Part of the love/hate relationship with social media is the rise of this new generation of birth-lebrities who actually haven’t attended very many births at all and yet are crafting and sharing a largely fictitious narrative of birth with a sense of expertise.
The formula is that they have pretty memes and grids, share the most graphic birth photos (that they took from other people of course because they don’t actually attend births) and share over the top, intentionally provocative captions.
I can pick them out immediately (many learned these techniques from other vapid birth-lebrities, so their work all looks like carbon copies of each other).
Instagram suggested one of their posts to me the other day, and I was, admittedly, majorly triggered. It was all about the right and best way to do pregnancy and birth, sugarcoated in elementary level spiritual, women’s empowerment mumbo jumbo.
It is actually totally disempowering. It goes something like – “Listen to yourself and your intuition, but also be sure to eschew all technology. And if you can’t do that, you are just too weak.” Maryn and I have both heard this directly from the mouths of women we work with in the last few weeks – that when they utilized medical resources they had this voice in their heads telling them they “weren’t strong enough” to stay outside the system, which brought them some level of shame.
THAT IS WHAT THESE BIRTH-LEBRITIES ARE PEDDLING! Shame and fear.
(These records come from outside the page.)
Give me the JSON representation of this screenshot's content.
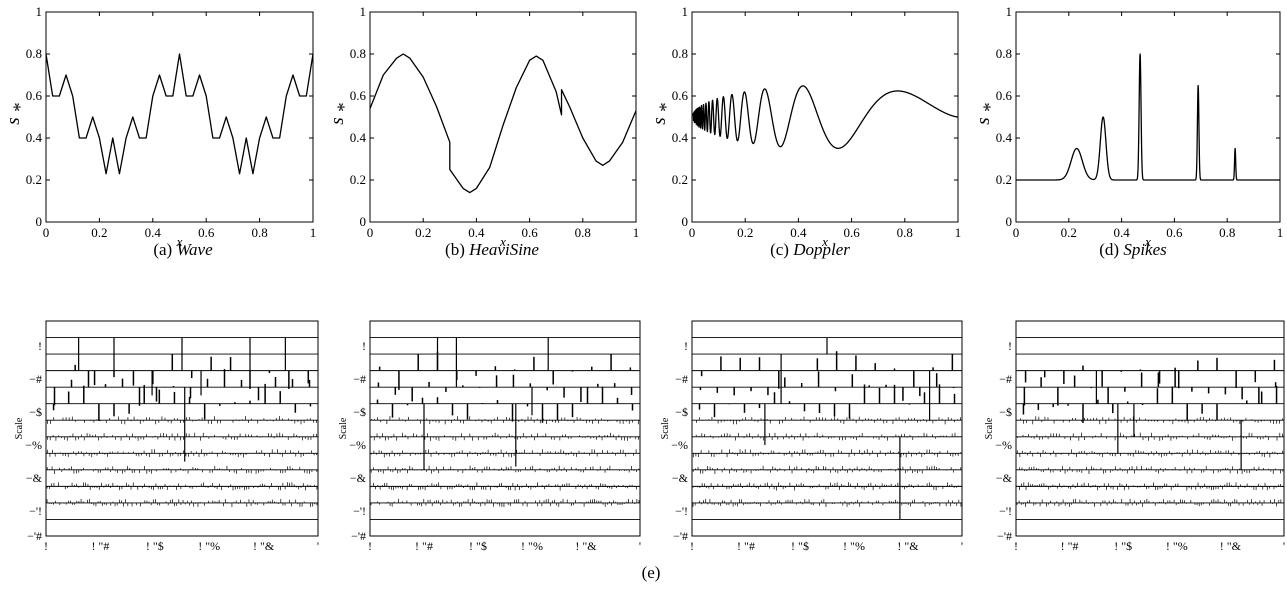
{
  "chart_data": [
    {
      "type": "line",
      "panel": "a",
      "caption_label": "(a)",
      "caption_name": "Wave",
      "xlabel": "x",
      "ylabel": "s",
      "ylabel_sub": "*",
      "xlim": [
        0,
        1
      ],
      "ylim": [
        0,
        1
      ],
      "xticks": [
        "0",
        "0.2",
        "0.4",
        "0.6",
        "0.8",
        "1"
      ],
      "yticks": [
        "0",
        "0.2",
        "0.4",
        "0.6",
        "0.8",
        "1"
      ],
      "x": [
        0,
        0.025,
        0.05,
        0.075,
        0.1,
        0.125,
        0.15,
        0.175,
        0.2,
        0.225,
        0.25,
        0.275,
        0.3,
        0.325,
        0.35,
        0.375,
        0.4,
        0.425,
        0.45,
        0.475,
        0.5,
        0.525,
        0.55,
        0.575,
        0.6,
        0.625,
        0.65,
        0.675,
        0.7,
        0.725,
        0.75,
        0.775,
        0.8,
        0.825,
        0.85,
        0.875,
        0.9,
        0.925,
        0.95,
        0.975,
        1
      ],
      "y": [
        0.8,
        0.6,
        0.6,
        0.7,
        0.6,
        0.4,
        0.4,
        0.5,
        0.4,
        0.23,
        0.4,
        0.23,
        0.4,
        0.5,
        0.4,
        0.4,
        0.6,
        0.7,
        0.6,
        0.6,
        0.8,
        0.6,
        0.6,
        0.7,
        0.6,
        0.4,
        0.4,
        0.5,
        0.4,
        0.23,
        0.4,
        0.23,
        0.4,
        0.5,
        0.4,
        0.4,
        0.6,
        0.7,
        0.6,
        0.6,
        0.8
      ]
    },
    {
      "type": "line",
      "panel": "b",
      "caption_label": "(b)",
      "caption_name": "HeaviSine",
      "xlabel": "x",
      "ylabel": "s",
      "ylabel_sub": "*",
      "xlim": [
        0,
        1
      ],
      "ylim": [
        0,
        1
      ],
      "xticks": [
        "0",
        "0.2",
        "0.4",
        "0.6",
        "0.8",
        "1"
      ],
      "yticks": [
        "0",
        "0.2",
        "0.4",
        "0.6",
        "0.8",
        "1"
      ],
      "x": [
        0,
        0.05,
        0.1,
        0.125,
        0.15,
        0.2,
        0.25,
        0.3,
        0.3,
        0.35,
        0.375,
        0.4,
        0.45,
        0.5,
        0.55,
        0.6,
        0.625,
        0.65,
        0.7,
        0.72,
        0.72,
        0.75,
        0.8,
        0.85,
        0.875,
        0.9,
        0.95,
        1
      ],
      "y": [
        0.54,
        0.7,
        0.78,
        0.8,
        0.78,
        0.69,
        0.55,
        0.38,
        0.25,
        0.16,
        0.14,
        0.16,
        0.26,
        0.46,
        0.64,
        0.77,
        0.79,
        0.77,
        0.62,
        0.51,
        0.63,
        0.55,
        0.4,
        0.29,
        0.27,
        0.29,
        0.38,
        0.53
      ]
    },
    {
      "type": "line",
      "panel": "c",
      "caption_label": "(c)",
      "caption_name": "Doppler",
      "xlabel": "x",
      "ylabel": "s",
      "ylabel_sub": "*",
      "xlim": [
        0,
        1
      ],
      "ylim": [
        0,
        1
      ],
      "xticks": [
        "0",
        "0.2",
        "0.4",
        "0.6",
        "0.8",
        "1"
      ],
      "yticks": [
        "0",
        "0.2",
        "0.4",
        "0.6",
        "0.8",
        "1"
      ],
      "function": "0.5 + 0.3*sqrt(x*(1-x))*sin(2.1*pi/(x+0.05))",
      "samples": 1200
    },
    {
      "type": "line",
      "panel": "d",
      "caption_label": "(d)",
      "caption_name": "Spikes",
      "xlabel": "x",
      "ylabel": "s",
      "ylabel_sub": "*",
      "xlim": [
        0,
        1
      ],
      "ylim": [
        0,
        1
      ],
      "xticks": [
        "0",
        "0.2",
        "0.4",
        "0.6",
        "0.8",
        "1"
      ],
      "yticks": [
        "0",
        "0.2",
        "0.4",
        "0.6",
        "0.8",
        "1"
      ],
      "baseline": 0.2,
      "peaks": [
        {
          "x": 0.23,
          "y": 0.35,
          "width": 0.03
        },
        {
          "x": 0.33,
          "y": 0.5,
          "width": 0.015
        },
        {
          "x": 0.47,
          "y": 0.8,
          "width": 0.005
        },
        {
          "x": 0.69,
          "y": 0.65,
          "width": 0.004
        },
        {
          "x": 0.83,
          "y": 0.35,
          "width": 0.003
        }
      ]
    }
  ],
  "wavelet_panels": {
    "caption": "(e)",
    "ylabel": "Scale",
    "yticks": [
      "!",
      "−#",
      "−$",
      "−%",
      "−&",
      "−'!",
      "−'#"
    ],
    "xticks": [
      "!",
      "! \"#",
      "! \"$",
      "! \"%",
      "! \"&",
      "'"
    ]
  }
}
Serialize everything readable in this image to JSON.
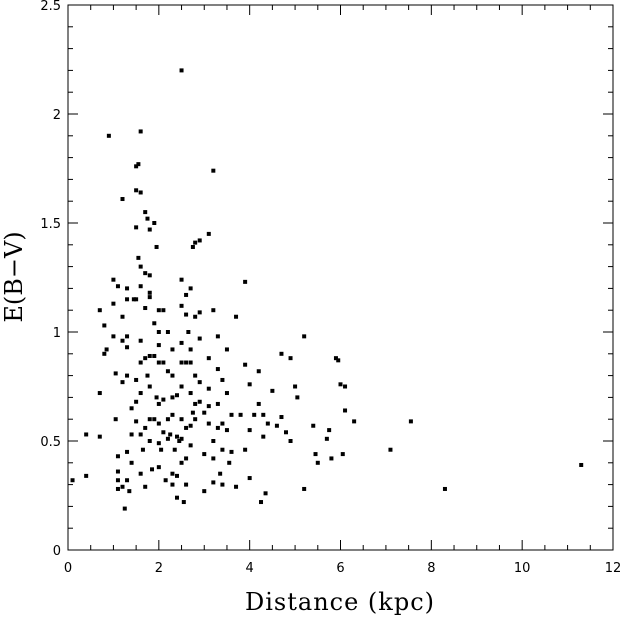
{
  "chart_data": {
    "type": "scatter",
    "xlabel": "Distance (kpc)",
    "ylabel": "E(B−V)",
    "xlim": [
      0,
      12
    ],
    "ylim": [
      0,
      2.5
    ],
    "x_ticks": [
      0,
      2,
      4,
      6,
      8,
      10,
      12
    ],
    "y_ticks": [
      0,
      0.5,
      1,
      1.5,
      2,
      2.5
    ],
    "x_tick_labels": [
      "0",
      "2",
      "4",
      "6",
      "8",
      "10",
      "12"
    ],
    "y_tick_labels": [
      "0",
      "0.5",
      "1",
      "1.5",
      "2",
      "2.5"
    ],
    "grid": false,
    "legend": "none",
    "marker_color": "#000000",
    "points": [
      [
        0.1,
        0.32
      ],
      [
        0.4,
        0.53
      ],
      [
        0.4,
        0.34
      ],
      [
        0.7,
        0.72
      ],
      [
        0.7,
        0.52
      ],
      [
        0.7,
        1.1
      ],
      [
        0.8,
        0.9
      ],
      [
        0.8,
        1.03
      ],
      [
        0.85,
        0.92
      ],
      [
        0.9,
        1.9
      ],
      [
        1.0,
        1.24
      ],
      [
        1.0,
        1.13
      ],
      [
        1.0,
        0.98
      ],
      [
        1.05,
        0.81
      ],
      [
        1.05,
        0.6
      ],
      [
        1.1,
        1.21
      ],
      [
        1.1,
        0.43
      ],
      [
        1.1,
        0.36
      ],
      [
        1.1,
        0.32
      ],
      [
        1.1,
        0.28
      ],
      [
        1.2,
        1.61
      ],
      [
        1.2,
        1.07
      ],
      [
        1.2,
        0.96
      ],
      [
        1.2,
        0.77
      ],
      [
        1.2,
        0.29
      ],
      [
        1.25,
        0.19
      ],
      [
        1.3,
        1.2
      ],
      [
        1.3,
        1.15
      ],
      [
        1.3,
        0.98
      ],
      [
        1.3,
        0.93
      ],
      [
        1.3,
        0.8
      ],
      [
        1.3,
        0.45
      ],
      [
        1.3,
        0.32
      ],
      [
        1.35,
        0.27
      ],
      [
        1.4,
        0.65
      ],
      [
        1.4,
        0.53
      ],
      [
        1.4,
        0.4
      ],
      [
        1.45,
        1.15
      ],
      [
        1.5,
        1.76
      ],
      [
        1.5,
        1.65
      ],
      [
        1.5,
        1.48
      ],
      [
        1.5,
        1.15
      ],
      [
        1.5,
        0.78
      ],
      [
        1.5,
        0.68
      ],
      [
        1.5,
        0.59
      ],
      [
        1.55,
        1.77
      ],
      [
        1.55,
        1.34
      ],
      [
        1.6,
        1.92
      ],
      [
        1.6,
        1.64
      ],
      [
        1.6,
        1.3
      ],
      [
        1.6,
        1.21
      ],
      [
        1.6,
        0.96
      ],
      [
        1.6,
        0.86
      ],
      [
        1.6,
        0.72
      ],
      [
        1.6,
        0.53
      ],
      [
        1.6,
        0.35
      ],
      [
        1.65,
        0.46
      ],
      [
        1.7,
        1.55
      ],
      [
        1.7,
        1.27
      ],
      [
        1.7,
        1.11
      ],
      [
        1.7,
        0.88
      ],
      [
        1.7,
        0.56
      ],
      [
        1.7,
        0.29
      ],
      [
        1.75,
        1.52
      ],
      [
        1.75,
        0.8
      ],
      [
        1.8,
        1.47
      ],
      [
        1.8,
        1.26
      ],
      [
        1.8,
        1.18
      ],
      [
        1.8,
        1.16
      ],
      [
        1.8,
        0.89
      ],
      [
        1.8,
        0.75
      ],
      [
        1.8,
        0.6
      ],
      [
        1.8,
        0.5
      ],
      [
        1.85,
        0.37
      ],
      [
        1.9,
        1.5
      ],
      [
        1.9,
        1.04
      ],
      [
        1.9,
        0.89
      ],
      [
        1.9,
        0.6
      ],
      [
        1.95,
        1.39
      ],
      [
        1.95,
        0.7
      ],
      [
        2.0,
        1.1
      ],
      [
        2.0,
        1.0
      ],
      [
        2.0,
        0.94
      ],
      [
        2.0,
        0.86
      ],
      [
        2.0,
        0.67
      ],
      [
        2.0,
        0.58
      ],
      [
        2.0,
        0.49
      ],
      [
        2.0,
        0.38
      ],
      [
        2.05,
        0.46
      ],
      [
        2.1,
        1.1
      ],
      [
        2.1,
        0.86
      ],
      [
        2.1,
        0.69
      ],
      [
        2.1,
        0.54
      ],
      [
        2.15,
        0.32
      ],
      [
        2.2,
        1.0
      ],
      [
        2.2,
        0.82
      ],
      [
        2.2,
        0.6
      ],
      [
        2.2,
        0.51
      ],
      [
        2.25,
        0.53
      ],
      [
        2.3,
        0.92
      ],
      [
        2.3,
        0.8
      ],
      [
        2.3,
        0.7
      ],
      [
        2.3,
        0.62
      ],
      [
        2.3,
        0.3
      ],
      [
        2.3,
        0.35
      ],
      [
        2.35,
        0.46
      ],
      [
        2.4,
        0.71
      ],
      [
        2.4,
        0.52
      ],
      [
        2.4,
        0.34
      ],
      [
        2.4,
        0.24
      ],
      [
        2.45,
        0.5
      ],
      [
        2.5,
        2.2
      ],
      [
        2.5,
        1.24
      ],
      [
        2.5,
        1.12
      ],
      [
        2.5,
        0.95
      ],
      [
        2.5,
        0.86
      ],
      [
        2.5,
        0.75
      ],
      [
        2.5,
        0.6
      ],
      [
        2.5,
        0.51
      ],
      [
        2.5,
        0.4
      ],
      [
        2.55,
        0.22
      ],
      [
        2.6,
        1.17
      ],
      [
        2.6,
        1.08
      ],
      [
        2.6,
        0.86
      ],
      [
        2.6,
        0.56
      ],
      [
        2.6,
        0.42
      ],
      [
        2.6,
        0.3
      ],
      [
        2.65,
        1.0
      ],
      [
        2.7,
        1.2
      ],
      [
        2.7,
        0.92
      ],
      [
        2.7,
        0.86
      ],
      [
        2.7,
        0.72
      ],
      [
        2.7,
        0.57
      ],
      [
        2.7,
        0.48
      ],
      [
        2.75,
        1.39
      ],
      [
        2.75,
        0.63
      ],
      [
        2.8,
        1.41
      ],
      [
        2.8,
        1.07
      ],
      [
        2.8,
        0.8
      ],
      [
        2.8,
        0.6
      ],
      [
        2.8,
        0.67
      ],
      [
        2.9,
        1.42
      ],
      [
        2.9,
        1.09
      ],
      [
        2.9,
        0.97
      ],
      [
        2.9,
        0.77
      ],
      [
        2.9,
        0.68
      ],
      [
        3.0,
        0.63
      ],
      [
        3.0,
        0.44
      ],
      [
        3.0,
        0.27
      ],
      [
        3.1,
        1.45
      ],
      [
        3.1,
        0.88
      ],
      [
        3.1,
        0.74
      ],
      [
        3.1,
        0.66
      ],
      [
        3.1,
        0.58
      ],
      [
        3.2,
        1.74
      ],
      [
        3.2,
        1.1
      ],
      [
        3.2,
        0.5
      ],
      [
        3.2,
        0.42
      ],
      [
        3.2,
        0.31
      ],
      [
        3.3,
        0.98
      ],
      [
        3.3,
        0.83
      ],
      [
        3.3,
        0.67
      ],
      [
        3.3,
        0.56
      ],
      [
        3.35,
        0.35
      ],
      [
        3.4,
        0.78
      ],
      [
        3.4,
        0.58
      ],
      [
        3.4,
        0.46
      ],
      [
        3.4,
        0.3
      ],
      [
        3.5,
        0.92
      ],
      [
        3.5,
        0.72
      ],
      [
        3.5,
        0.55
      ],
      [
        3.55,
        0.4
      ],
      [
        3.6,
        0.62
      ],
      [
        3.6,
        0.45
      ],
      [
        3.7,
        1.07
      ],
      [
        3.7,
        0.29
      ],
      [
        3.8,
        0.62
      ],
      [
        3.9,
        1.23
      ],
      [
        3.9,
        0.85
      ],
      [
        3.9,
        0.46
      ],
      [
        4.0,
        0.76
      ],
      [
        4.0,
        0.55
      ],
      [
        4.0,
        0.33
      ],
      [
        4.1,
        0.62
      ],
      [
        4.2,
        0.82
      ],
      [
        4.2,
        0.67
      ],
      [
        4.25,
        0.22
      ],
      [
        4.3,
        0.62
      ],
      [
        4.3,
        0.52
      ],
      [
        4.35,
        0.26
      ],
      [
        4.4,
        0.58
      ],
      [
        4.5,
        0.73
      ],
      [
        4.6,
        0.57
      ],
      [
        4.7,
        0.9
      ],
      [
        4.7,
        0.61
      ],
      [
        4.8,
        0.54
      ],
      [
        4.9,
        0.88
      ],
      [
        4.9,
        0.5
      ],
      [
        5.0,
        0.75
      ],
      [
        5.05,
        0.7
      ],
      [
        5.2,
        0.98
      ],
      [
        5.2,
        0.28
      ],
      [
        5.4,
        0.57
      ],
      [
        5.45,
        0.44
      ],
      [
        5.5,
        0.4
      ],
      [
        5.7,
        0.51
      ],
      [
        5.75,
        0.55
      ],
      [
        5.8,
        0.42
      ],
      [
        5.9,
        0.88
      ],
      [
        5.95,
        0.87
      ],
      [
        6.0,
        0.76
      ],
      [
        6.05,
        0.44
      ],
      [
        6.1,
        0.75
      ],
      [
        6.1,
        0.64
      ],
      [
        6.3,
        0.59
      ],
      [
        7.1,
        0.46
      ],
      [
        7.55,
        0.59
      ],
      [
        8.3,
        0.28
      ],
      [
        11.3,
        0.39
      ]
    ]
  }
}
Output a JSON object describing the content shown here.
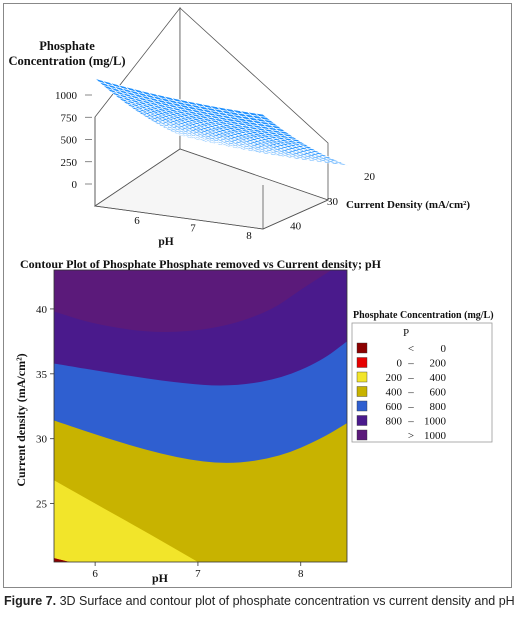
{
  "chart_data": [
    {
      "type": "surface",
      "zlabel": [
        "Phosphate",
        "Concentration (mg/L)"
      ],
      "xlabel": "pH",
      "ylabel": "Current Density (mA/cm²)",
      "x_ticks": [
        "6",
        "7",
        "8"
      ],
      "y_ticks": [
        "20",
        "30",
        "40"
      ],
      "z_ticks": [
        "0",
        "250",
        "500",
        "750",
        "1000"
      ],
      "xlim": [
        5.5,
        8.5
      ],
      "ylim": [
        20,
        43
      ],
      "zlim": [
        0,
        1050
      ],
      "color": "#1e90ff"
    },
    {
      "type": "contour",
      "title": "Contour Plot of Phosphate Phosphate removed  vs Current density; pH",
      "xlabel": "pH",
      "ylabel": "Current density (mA/cm²)",
      "x_ticks": [
        "6",
        "7",
        "8"
      ],
      "y_ticks": [
        "25",
        "30",
        "35",
        "40"
      ],
      "xlim": [
        5.6,
        8.45
      ],
      "ylim": [
        20.5,
        43
      ],
      "legend": {
        "title": "Phosphate Concentration (mg/L)",
        "subtitle": "P",
        "entries": [
          {
            "sym": "<",
            "a": "",
            "b": "0",
            "color": "#8b0000"
          },
          {
            "sym": "–",
            "a": "0",
            "b": "200",
            "color": "#e60000"
          },
          {
            "sym": "–",
            "a": "200",
            "b": "400",
            "color": "#f2e52a"
          },
          {
            "sym": "–",
            "a": "400",
            "b": "600",
            "color": "#c8b300"
          },
          {
            "sym": "–",
            "a": "600",
            "b": "800",
            "color": "#2f5fd0"
          },
          {
            "sym": "–",
            "a": "800",
            "b": "1000",
            "color": "#4a1a8c"
          },
          {
            "sym": ">",
            "a": "",
            "b": "1000",
            "color": "#5b1a7a"
          }
        ]
      },
      "contours": [
        {
          "level": 0,
          "points": [
            [
              5.6,
              20.8
            ],
            [
              5.75,
              20.5
            ]
          ]
        },
        {
          "level": 200,
          "points": [
            [
              5.6,
              26.8
            ],
            [
              6.0,
              25.0
            ],
            [
              6.5,
              22.8
            ],
            [
              7.0,
              20.5
            ]
          ]
        },
        {
          "level": 400,
          "points": [
            [
              5.6,
              31.4
            ],
            [
              6.2,
              29.8
            ],
            [
              6.8,
              28.5
            ],
            [
              7.3,
              28.0
            ],
            [
              7.8,
              28.6
            ],
            [
              8.2,
              30.0
            ],
            [
              8.45,
              31.2
            ]
          ]
        },
        {
          "level": 600,
          "points": [
            [
              5.6,
              35.8
            ],
            [
              6.2,
              35.0
            ],
            [
              6.8,
              34.3
            ],
            [
              7.3,
              34.0
            ],
            [
              7.8,
              34.6
            ],
            [
              8.2,
              36.0
            ],
            [
              8.45,
              37.5
            ]
          ]
        },
        {
          "level": 800,
          "points": [
            [
              5.6,
              39.8
            ],
            [
              6.0,
              38.8
            ],
            [
              6.6,
              38.1
            ],
            [
              7.2,
              38.5
            ],
            [
              7.7,
              39.8
            ],
            [
              8.0,
              41.5
            ],
            [
              8.3,
              43.0
            ]
          ]
        }
      ]
    }
  ],
  "caption": {
    "label": "Figure 7.",
    "text": " 3D Surface and contour plot of phosphate concentration vs current density and pH"
  }
}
It is the far side pendulum swing from the strategy of the medical industrial complex which attempts to make women feel crazy if they don’t want what they are offering.
I can see how women are attracted to this stuff if they are recovering from their own disconnection to their power, and at the same time I feel compelled to call it out for what it is. It’s immature, and a product of this vapid social media culture where anyone can pose as anything they want to.
And that is why we show up here, over and over again, with a less sexy, less sharable, more complex message. Women have immense power they can tap into, and the world will be a better place when they do it in birth and in life. They have every single option to choose from. They are the center of their spiral. No one knows better than her. Not us, not you, not the birth guru next door. And when we make space for that, beautiful and creative things happen that don’t happen when we try scaring and shaming women into boxes. You won’t find us in a magazine because this message is too sane, and too common sense. But we do hope you share it far and wide so we can build a more beautiful world together.
“I love this post! It’s so refreshing to read about the importance of valuing the experience and expertise of midwives and other birth professionals over the hype of “birth-lebrities.” Thank you for shedding light on this issue and advocating for true birth empowerment. -Alex Cool”
Thank you so much for this and for all your writing really. I had planned a homebirth with a doula and when my baby remained breech even though my midwife’s told me I could still birth at home with them I chose to listen to my intuition and plan a c-section. I had done so much research about safe breech vaginal births & the systemic deskilling around this variation of normal so it’s wasn’t that I was scared because of the mainstream narrative at all, it was because of a dream I had which gave me a very clear message that my baby was breech because there was something wrong with her cord and that she needed me to have a c-section. I trusted my intuition and I trusted my baby so I opted out of an ECV and of the homebirth and did what felt right for me. I’m happy to say my midwives were supportive and excellent about the whole thing but my doula made it clear that she didn’t approve of my choice, so did my chiropractor who had been using Websters technique to help me turn the baby (I decided to stop that treatment along with my spinning babies exercises and respect that my baby had good reason to be in the position she chose). I was heartbroken and angry and just so taken aback but I learned a really important lesson about dogmatic people. I’m wiser from this experience now, I was bruised by it for so long but now I see these people were imposing the same bullshit the system they criticized was- telling a woman that they know best and that she shouldn’t listen to her own gut. And not only, but using shame as the main way to communicate their stance. Thing is no one gets to have a stance on what I do with my body. Turns out I was right about my baby’s cord and while I was traumatized by my hospital experience I couldn’t confide in my doula about it because her attitude would have firmly been “I told you so”. Still I’m less traumatized than I would have been had I lost my child. People who act so rigidly don’t really care about women as much as they think they do bc they care about being right more than anything else. Just like the hospitals they are on a power trip.